The final group and a member of the second group, however, were stopped by customs officials in Shenzhen, one of China’s largest cities, while on their way to Guangzhou. The men were detained for 10 hours and, after being questioned by 50 officials, were banned from the country for three years.
The men, plus another Bible smuggler not tied to their organization who happened to be crossing into China at the same time, were interrogated for six hours. Officials confiscated everyone’s Bibles and other Christian materials.
“These books are forbidden in China,” one official said, pointing to the Bibles. “They are foreign-published.”
Since opening in 1987, China’s only government-approved Bible printer, Amity Printing Company, has printed more than 115 million Bibles. However, the majority of these Bibles are for export. The relative few that remain in country are sold by China’s official Three-Self Patriotic Movement churches. Even so, Amity alone cannot meet the Chinese citizens’ demand for the Bible, as Bibles wear out and as new people become believers.

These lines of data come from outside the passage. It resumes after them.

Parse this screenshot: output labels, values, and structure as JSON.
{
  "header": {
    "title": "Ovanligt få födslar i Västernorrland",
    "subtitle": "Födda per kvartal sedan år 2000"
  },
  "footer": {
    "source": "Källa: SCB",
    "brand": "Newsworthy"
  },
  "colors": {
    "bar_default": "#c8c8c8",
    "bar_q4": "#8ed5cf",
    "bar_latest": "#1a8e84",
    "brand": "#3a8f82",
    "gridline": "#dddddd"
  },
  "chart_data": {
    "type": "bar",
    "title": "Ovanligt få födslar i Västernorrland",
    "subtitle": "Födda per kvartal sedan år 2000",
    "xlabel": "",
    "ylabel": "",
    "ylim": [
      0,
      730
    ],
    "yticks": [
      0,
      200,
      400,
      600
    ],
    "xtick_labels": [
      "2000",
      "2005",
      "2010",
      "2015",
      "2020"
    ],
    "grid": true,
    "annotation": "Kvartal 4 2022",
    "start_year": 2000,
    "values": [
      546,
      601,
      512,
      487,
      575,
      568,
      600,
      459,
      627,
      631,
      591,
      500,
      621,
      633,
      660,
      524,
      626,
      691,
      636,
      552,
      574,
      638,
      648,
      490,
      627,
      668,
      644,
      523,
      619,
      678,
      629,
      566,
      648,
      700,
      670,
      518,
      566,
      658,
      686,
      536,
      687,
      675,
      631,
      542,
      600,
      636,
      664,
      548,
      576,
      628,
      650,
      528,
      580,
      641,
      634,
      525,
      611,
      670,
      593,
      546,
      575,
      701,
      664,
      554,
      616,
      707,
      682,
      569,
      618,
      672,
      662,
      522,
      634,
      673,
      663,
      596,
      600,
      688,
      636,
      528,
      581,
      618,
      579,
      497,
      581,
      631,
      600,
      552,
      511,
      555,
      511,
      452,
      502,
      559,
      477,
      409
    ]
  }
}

During the men’s detainment, most of the 50 officers looked through the materials and flipped through the Bibles. Many officers wore body cameras and recorded everything. At least two officers remained with each worker and monitored their every move — even while they were in the restroom.
The smugglers had to sign a paper admitting they broke laws regarding Bible smuggling and each paid a small fine. They were then transported in police vehicles to the district police office, where they were held for another four hours while officials processed their passports. Once finished, they were forced to sign deportation papers and were told they are not allowed back into China for three years. Armed police officers and undercover agents then drove them to the border and made sure they bordered a bus back to Hong Kong.
One smuggler said he only felt love and forgiveness for the officials involved during the ordeal.
“I felt bad for them because they didn’t realize they were barring the one thing from their country that would bring good news and hope and truth to them,” the man said. “The love that I experienced for these officials was the same love that sent Jesus to the cross, and the same love that caused him to cry out: “Father forgive them; for they know not what they do.”